In 1975, the founders of Celestial Seasonings tea company launched a race called the Red Zinger Bicycle Classic to promote their tea by the same name. It was a popular, local, Colorado race. Four years later the PR director bought the rights to the race and took his idea for a bigger event to Coors Brewing. Over the next 10 years it grew into a hugely popular American tour, with stages in Colorado, Nevada and California. One year there was even a stage on the Big Island of Hawaii. It grew over time to become the fourth largest bike race in the world, after the Tour de France, Vuelta Espana, and Giro d'Italia. Winners included Greg Lemond, twice, and Bernard Hinault.

Sunday, February 21, 2010

escape to alcatr(AZ)

It was funny to read Lizzylou's post about visiting Phoenix last weekend. I was there too, but I didn't see her. I escaped from winter for a week and joined several family members in visiting my nephew and his wife, and my oldest brother, who all live in Phoenix.
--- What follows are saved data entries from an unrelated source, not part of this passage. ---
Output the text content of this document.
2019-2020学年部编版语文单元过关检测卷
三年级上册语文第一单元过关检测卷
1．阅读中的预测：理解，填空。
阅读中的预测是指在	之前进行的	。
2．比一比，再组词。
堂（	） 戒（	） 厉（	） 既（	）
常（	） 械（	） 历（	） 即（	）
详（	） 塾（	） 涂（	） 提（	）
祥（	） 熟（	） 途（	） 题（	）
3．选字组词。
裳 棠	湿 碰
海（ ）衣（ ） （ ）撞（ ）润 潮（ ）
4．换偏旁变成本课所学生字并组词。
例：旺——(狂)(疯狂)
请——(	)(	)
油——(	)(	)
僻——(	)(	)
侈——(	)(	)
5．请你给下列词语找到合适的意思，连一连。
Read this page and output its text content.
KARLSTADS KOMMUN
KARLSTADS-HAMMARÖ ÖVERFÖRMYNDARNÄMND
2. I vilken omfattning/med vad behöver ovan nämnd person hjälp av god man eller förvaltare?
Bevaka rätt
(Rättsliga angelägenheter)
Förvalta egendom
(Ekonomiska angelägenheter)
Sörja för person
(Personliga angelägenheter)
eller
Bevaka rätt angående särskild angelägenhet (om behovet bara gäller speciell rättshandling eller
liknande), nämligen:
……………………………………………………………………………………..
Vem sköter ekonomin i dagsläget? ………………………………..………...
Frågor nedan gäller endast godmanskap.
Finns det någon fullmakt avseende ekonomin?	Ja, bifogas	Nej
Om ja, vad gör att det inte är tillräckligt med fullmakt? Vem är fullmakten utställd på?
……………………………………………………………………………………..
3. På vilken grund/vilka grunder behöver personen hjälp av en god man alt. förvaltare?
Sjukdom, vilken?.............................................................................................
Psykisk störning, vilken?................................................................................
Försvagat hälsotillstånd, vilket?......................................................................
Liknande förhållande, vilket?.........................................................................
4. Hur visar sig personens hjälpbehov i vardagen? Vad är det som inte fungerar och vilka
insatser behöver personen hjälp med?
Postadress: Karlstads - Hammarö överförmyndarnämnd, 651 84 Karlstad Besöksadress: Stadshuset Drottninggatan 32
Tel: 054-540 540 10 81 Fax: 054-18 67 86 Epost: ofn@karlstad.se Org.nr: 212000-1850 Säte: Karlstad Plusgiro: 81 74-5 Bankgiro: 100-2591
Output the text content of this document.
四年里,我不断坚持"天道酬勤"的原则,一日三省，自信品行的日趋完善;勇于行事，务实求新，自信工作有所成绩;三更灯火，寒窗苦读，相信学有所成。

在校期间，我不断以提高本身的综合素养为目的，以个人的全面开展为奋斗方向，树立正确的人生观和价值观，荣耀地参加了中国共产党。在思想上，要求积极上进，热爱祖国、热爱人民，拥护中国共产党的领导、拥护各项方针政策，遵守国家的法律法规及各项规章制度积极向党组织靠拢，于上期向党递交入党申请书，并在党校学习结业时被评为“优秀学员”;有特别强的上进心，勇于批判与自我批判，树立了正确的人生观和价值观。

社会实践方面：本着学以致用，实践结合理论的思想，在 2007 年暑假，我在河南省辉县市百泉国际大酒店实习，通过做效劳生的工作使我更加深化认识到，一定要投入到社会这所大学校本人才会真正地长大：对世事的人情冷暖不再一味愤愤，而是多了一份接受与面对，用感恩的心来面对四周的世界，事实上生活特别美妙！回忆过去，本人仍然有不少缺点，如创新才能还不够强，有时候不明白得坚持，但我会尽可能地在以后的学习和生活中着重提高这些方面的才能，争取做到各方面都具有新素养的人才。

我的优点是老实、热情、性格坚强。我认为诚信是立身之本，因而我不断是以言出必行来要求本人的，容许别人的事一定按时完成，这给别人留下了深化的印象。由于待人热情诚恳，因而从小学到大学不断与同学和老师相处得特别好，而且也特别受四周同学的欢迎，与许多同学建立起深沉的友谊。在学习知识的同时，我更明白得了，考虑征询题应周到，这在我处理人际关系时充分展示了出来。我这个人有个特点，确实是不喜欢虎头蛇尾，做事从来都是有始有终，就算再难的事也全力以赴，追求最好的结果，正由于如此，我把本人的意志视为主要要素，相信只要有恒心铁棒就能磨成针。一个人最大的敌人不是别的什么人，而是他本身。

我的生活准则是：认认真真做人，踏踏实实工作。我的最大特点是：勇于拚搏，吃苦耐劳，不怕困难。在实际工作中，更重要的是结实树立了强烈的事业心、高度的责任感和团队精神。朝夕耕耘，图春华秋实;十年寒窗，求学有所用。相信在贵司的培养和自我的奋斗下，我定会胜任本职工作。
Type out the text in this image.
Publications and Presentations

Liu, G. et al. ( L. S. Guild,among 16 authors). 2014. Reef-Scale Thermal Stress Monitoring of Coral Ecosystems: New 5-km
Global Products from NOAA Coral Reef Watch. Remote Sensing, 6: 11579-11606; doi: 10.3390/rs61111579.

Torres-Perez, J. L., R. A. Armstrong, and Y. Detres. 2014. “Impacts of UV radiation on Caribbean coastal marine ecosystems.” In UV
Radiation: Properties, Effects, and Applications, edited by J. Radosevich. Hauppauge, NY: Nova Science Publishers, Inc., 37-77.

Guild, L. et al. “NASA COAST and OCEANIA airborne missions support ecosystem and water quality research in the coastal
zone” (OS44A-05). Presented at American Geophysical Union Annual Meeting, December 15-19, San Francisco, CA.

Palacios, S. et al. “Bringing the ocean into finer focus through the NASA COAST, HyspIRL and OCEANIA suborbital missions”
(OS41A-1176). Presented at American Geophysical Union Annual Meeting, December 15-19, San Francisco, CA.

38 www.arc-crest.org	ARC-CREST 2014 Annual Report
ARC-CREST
A few years ago we were there in March, and drove out to Bouse, AZ to see if we could find out anything more about the training area where my Dad spent some time before going to Europe in WWII. General Patton had created a desert training center in parts of CA, NV, and AZ in anticipation of joining the fighting against Rommel in Africa. By the time they were ready to go, fighting in Africa was over and Dad's battalion found themselves on the way to Normandy for D-Day.
We found out that they held a ceremony each February to honor and remember those who trained at Camp Bouse and fought for our freedom. They invited my Dad to come the following year, and he's been there for the ceremony the last three years. Better late than never, the 748th tank battalion is found! It's emotional and uplifting to accompany Dad to this place that represents a big part of his life. That night we raised our glasses to his buddies, Barney, Crist, and Red who were fast friends through the war, and for the rest of their lives.
We spent most of the rest of the week enjoying the weather and my nephew's backyard. And on Monday we got together with some close friends and their beautiful girls. We spent several hours in the sun eating pizza, chips and pico, and hot salsa. But mostly laughing and catching up. I didn't even get on a bike, though Chuck lives close to some great trails in South Mountain Park. So, it's back to the trainer while winter hangs on to the bitter end. I hope it makes spring that much sweeter.